Congrats. 20 years ago I shot my first bird...a jake...I still remember well, and yes, I am still hooked.


----------



## Mojo1 (Sep 8, 2007)

Congrats on your first bird, you are hooked now, no turning back!
I nailed my first turkey way back in 85, I killed on the first day of our season down home which just happened to be my birthday, I have never gotten a more memorable birthday present than that tom.


----------



## TEX-O-BOB (Sep 12, 2007)

I'll never forget my first anything, but my first turkey was really cool. You've gone and done it now, your gonna be doing this every spring till you die! Congratulations!


----------



## sharpshooter25 (Oct 2, 2007)

Congrats on your first bird.


----------



## MWScott72 (May 23, 2011)

Good job! There are few things better than turkey hunting in the spring. What a great way to bridge the gap between the fall hunting seasons. I equate turkey hunting to poor man's elk hunting...the great advantage with turkeys is that after you kill one, you can just sling it over your back and lightly saunter back to the truck as opposed to having it BREAK you back during multiple trips out once an elk is down.


----------



## BPturkeys (Sep 13, 2007)

MWScott72 said:


> Good job! There are few things better than turkey hunting in the spring. What a great way to bridge the gap between the fall hunting seasons. *I equate turkey hunting to poor man's elk hunting*...the great advantage with turkeys is that after you kill one, you can just sling it over your back and lightly saunter back to the truck as opposed to having it BREAK you back during multiple trips out once an elk is down.

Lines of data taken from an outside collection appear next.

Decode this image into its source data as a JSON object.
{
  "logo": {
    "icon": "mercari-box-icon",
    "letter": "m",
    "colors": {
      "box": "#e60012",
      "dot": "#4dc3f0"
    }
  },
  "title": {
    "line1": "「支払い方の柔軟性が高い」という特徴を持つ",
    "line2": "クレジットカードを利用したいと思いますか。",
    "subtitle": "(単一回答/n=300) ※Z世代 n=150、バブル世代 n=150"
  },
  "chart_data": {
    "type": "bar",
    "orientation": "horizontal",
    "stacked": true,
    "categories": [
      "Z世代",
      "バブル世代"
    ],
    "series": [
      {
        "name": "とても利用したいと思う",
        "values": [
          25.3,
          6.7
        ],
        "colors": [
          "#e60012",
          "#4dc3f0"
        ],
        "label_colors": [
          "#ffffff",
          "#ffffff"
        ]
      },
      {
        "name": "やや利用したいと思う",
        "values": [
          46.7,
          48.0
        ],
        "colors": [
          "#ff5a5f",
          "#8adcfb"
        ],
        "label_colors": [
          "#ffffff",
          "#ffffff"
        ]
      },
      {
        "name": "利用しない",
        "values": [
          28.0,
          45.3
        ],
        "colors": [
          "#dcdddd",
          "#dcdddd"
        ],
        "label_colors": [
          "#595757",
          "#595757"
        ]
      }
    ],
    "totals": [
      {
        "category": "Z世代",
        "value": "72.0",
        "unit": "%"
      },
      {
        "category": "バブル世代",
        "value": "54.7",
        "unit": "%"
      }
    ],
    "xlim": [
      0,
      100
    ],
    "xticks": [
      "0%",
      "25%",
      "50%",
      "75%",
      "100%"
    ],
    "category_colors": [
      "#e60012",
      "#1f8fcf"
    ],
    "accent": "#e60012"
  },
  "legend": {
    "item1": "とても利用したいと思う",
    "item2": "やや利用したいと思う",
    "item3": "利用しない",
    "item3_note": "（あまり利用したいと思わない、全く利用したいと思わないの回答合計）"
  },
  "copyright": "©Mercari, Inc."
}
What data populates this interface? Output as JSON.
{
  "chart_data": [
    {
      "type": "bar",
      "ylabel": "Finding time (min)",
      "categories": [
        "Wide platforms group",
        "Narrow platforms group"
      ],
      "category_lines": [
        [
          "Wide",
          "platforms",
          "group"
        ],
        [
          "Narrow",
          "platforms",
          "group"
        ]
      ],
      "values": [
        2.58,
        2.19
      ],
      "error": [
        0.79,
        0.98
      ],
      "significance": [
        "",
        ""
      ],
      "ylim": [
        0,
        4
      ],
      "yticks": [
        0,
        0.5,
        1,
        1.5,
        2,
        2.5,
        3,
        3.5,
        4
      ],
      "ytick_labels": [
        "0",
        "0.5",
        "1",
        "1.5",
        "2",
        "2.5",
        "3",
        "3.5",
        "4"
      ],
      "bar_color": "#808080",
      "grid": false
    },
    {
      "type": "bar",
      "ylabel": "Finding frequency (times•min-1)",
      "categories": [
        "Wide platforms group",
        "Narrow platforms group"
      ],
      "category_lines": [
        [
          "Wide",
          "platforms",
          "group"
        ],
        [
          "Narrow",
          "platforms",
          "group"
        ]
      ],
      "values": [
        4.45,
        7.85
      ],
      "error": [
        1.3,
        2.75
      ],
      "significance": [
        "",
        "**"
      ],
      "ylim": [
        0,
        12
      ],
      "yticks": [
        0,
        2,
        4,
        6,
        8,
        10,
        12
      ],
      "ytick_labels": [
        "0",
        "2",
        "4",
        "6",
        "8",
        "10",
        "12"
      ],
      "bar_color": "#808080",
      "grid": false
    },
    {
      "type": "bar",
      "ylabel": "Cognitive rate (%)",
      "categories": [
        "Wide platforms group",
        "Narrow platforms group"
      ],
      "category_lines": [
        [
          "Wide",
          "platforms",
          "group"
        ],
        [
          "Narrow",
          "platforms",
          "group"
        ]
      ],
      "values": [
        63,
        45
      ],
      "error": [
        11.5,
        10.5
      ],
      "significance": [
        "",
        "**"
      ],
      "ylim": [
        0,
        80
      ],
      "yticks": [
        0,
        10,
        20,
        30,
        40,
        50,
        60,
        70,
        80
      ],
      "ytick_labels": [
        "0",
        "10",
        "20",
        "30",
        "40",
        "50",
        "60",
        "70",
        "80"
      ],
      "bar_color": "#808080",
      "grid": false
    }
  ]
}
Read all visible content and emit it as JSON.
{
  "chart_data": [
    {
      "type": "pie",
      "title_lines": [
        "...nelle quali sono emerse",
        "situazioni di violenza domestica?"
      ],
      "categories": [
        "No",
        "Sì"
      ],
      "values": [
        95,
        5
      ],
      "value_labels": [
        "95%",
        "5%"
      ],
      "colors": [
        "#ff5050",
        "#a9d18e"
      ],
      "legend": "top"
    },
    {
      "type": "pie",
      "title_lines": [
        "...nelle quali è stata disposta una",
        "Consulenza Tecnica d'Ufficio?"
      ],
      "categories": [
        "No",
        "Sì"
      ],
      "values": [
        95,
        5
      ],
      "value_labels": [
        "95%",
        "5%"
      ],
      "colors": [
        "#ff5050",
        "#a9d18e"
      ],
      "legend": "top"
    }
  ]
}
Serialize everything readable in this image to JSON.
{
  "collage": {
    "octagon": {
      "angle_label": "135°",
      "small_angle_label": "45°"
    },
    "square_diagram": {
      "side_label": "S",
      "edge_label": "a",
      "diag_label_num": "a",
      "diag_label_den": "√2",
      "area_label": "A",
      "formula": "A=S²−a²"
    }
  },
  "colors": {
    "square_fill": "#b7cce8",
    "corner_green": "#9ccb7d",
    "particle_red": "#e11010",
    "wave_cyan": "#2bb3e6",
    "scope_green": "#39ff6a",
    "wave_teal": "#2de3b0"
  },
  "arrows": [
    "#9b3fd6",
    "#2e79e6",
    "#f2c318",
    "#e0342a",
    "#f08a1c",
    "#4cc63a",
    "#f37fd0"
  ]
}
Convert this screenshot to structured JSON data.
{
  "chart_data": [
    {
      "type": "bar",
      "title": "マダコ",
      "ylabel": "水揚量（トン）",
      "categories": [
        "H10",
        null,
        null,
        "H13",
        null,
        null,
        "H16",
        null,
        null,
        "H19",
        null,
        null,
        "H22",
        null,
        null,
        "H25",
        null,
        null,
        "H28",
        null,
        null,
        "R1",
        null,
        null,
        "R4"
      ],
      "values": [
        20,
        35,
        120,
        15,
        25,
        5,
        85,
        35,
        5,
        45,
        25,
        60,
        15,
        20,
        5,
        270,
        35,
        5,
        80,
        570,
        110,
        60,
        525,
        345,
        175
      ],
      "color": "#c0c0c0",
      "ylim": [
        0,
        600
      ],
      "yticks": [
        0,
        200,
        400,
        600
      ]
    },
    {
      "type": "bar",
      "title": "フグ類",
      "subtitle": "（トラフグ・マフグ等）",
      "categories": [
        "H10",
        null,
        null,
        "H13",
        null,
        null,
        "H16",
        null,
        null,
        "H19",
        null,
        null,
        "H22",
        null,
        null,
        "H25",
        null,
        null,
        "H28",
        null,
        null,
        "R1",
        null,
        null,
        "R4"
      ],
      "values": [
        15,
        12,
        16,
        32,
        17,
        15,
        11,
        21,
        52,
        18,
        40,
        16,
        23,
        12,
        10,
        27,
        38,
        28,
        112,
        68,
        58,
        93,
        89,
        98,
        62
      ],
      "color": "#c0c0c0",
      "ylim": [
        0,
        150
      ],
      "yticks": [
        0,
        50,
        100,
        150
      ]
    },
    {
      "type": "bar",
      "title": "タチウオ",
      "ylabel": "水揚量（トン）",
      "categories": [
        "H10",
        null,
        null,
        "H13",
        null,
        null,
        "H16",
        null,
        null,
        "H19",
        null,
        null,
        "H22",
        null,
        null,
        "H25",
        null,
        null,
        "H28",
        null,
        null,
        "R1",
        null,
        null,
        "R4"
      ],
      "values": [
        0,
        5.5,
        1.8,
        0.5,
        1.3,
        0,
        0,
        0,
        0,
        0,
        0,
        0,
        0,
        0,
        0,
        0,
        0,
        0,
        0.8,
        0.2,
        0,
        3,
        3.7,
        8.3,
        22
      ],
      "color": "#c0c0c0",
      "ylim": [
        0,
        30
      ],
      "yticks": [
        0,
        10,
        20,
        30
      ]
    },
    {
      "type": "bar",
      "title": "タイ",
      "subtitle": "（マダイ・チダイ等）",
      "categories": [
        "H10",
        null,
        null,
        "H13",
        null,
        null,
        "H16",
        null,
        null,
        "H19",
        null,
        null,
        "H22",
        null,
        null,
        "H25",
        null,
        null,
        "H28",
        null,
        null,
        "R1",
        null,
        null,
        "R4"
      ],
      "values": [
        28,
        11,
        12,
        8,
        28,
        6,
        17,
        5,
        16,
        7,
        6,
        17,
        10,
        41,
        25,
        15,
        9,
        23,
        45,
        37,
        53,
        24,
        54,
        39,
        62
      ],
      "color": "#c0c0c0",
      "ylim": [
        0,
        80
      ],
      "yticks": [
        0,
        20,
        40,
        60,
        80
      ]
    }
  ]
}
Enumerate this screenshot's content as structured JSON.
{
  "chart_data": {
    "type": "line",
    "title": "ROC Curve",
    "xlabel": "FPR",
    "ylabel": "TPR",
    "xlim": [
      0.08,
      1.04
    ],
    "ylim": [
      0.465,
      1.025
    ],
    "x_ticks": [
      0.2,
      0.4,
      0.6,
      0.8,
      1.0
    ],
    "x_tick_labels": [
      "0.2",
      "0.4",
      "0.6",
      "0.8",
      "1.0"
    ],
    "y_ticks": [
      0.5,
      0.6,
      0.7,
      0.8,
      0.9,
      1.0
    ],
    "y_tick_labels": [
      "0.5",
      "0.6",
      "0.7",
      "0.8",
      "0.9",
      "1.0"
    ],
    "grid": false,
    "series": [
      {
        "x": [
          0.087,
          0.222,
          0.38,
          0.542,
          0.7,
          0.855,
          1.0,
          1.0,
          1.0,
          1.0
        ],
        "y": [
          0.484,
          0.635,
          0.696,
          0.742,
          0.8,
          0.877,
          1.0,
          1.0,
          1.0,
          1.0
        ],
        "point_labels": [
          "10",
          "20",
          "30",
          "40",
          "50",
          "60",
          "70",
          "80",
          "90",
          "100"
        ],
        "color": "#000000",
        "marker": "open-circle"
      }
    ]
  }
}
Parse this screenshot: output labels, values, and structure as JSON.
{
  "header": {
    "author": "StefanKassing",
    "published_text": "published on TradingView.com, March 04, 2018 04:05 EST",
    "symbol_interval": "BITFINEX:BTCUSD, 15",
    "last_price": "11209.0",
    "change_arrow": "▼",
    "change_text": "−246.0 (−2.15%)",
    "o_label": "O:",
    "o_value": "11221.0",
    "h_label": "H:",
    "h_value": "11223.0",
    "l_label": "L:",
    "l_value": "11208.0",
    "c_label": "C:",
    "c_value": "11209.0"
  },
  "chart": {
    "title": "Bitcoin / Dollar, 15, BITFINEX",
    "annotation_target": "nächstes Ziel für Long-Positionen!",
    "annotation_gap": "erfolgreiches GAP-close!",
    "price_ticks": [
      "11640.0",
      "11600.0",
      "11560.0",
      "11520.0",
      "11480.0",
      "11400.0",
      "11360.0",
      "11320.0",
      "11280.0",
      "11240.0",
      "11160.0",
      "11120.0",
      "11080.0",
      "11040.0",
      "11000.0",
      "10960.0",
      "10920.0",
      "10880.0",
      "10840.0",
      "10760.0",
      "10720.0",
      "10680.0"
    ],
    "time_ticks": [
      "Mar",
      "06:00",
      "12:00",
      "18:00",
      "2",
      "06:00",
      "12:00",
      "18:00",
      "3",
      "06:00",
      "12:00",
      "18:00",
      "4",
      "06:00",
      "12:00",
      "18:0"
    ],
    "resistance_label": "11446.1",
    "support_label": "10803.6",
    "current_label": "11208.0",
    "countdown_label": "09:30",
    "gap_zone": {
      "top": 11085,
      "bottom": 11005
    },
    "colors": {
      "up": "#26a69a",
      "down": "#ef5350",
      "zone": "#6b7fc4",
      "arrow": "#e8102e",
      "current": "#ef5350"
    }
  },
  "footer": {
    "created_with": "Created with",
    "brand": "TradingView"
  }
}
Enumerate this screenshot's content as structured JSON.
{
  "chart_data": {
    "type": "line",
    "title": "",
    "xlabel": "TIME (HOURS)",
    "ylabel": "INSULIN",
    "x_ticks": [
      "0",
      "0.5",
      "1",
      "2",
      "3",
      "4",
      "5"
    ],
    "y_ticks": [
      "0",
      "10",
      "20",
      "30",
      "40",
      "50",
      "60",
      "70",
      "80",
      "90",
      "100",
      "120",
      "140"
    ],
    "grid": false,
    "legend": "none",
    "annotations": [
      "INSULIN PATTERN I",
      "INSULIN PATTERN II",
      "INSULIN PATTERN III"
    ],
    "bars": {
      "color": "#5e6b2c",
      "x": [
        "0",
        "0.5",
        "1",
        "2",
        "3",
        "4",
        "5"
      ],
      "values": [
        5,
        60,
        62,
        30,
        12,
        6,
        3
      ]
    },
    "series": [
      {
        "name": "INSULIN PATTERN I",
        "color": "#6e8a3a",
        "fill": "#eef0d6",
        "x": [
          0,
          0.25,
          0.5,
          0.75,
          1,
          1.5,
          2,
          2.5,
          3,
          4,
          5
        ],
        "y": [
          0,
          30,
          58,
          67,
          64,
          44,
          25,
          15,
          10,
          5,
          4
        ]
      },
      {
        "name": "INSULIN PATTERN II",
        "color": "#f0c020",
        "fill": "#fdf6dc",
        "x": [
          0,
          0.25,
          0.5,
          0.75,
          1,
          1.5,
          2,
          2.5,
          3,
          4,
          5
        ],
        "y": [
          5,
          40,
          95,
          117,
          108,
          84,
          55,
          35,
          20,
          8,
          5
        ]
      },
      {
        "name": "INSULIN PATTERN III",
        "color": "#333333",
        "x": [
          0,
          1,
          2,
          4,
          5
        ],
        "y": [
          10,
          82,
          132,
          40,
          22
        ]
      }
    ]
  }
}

I think you got that backwards. Big, dumb, slow, stupid, stinky elk are really very, very easy to both hunt and kill. I've hunted both for many years and finally just gave up on elk...simply no challenge. Not to say you young guys shouldn't hunt both, but to call turkey hunting a "poor man's elk hunt" is, well, I was going to say absurd, but really not even close. I can't recall how many elk I have simply walked up on, or had walk up to me. One time they walked right up to me while I was sitting around a fire warming up. I've had rutting elk practically stomp me while they fought, or just stand there with a dumb look on their face and get themselves shot. Have you ever reached out and touched a wild turkey, well Ok, I really didn't really touch a nice bull one time up in East canyon, but I did feel and smelled his breath as he stood just inches from my face and tried to figure out what I was. No, I am sorry, but you just can't compare elk with turkeys.


----------



## TEX-O-BOB (Sep 12, 2007)

I think he may already know this BP, especially if he's hunted those big dumb stinky things... But, I think he was merely just equating the ease of getting a turkey out of the woods compared to getting an elk out. Besides, we all know if turkeys could smell there'd be no killing one...


----------



## Rycr023 (Mar 3, 2011)

Congrats on your first bird. I have been looking all over for my first. I have hiked several miles this month and have not even heard a gobble. I am going to try Cache Valley this weekend. Where is a good place to look?


----------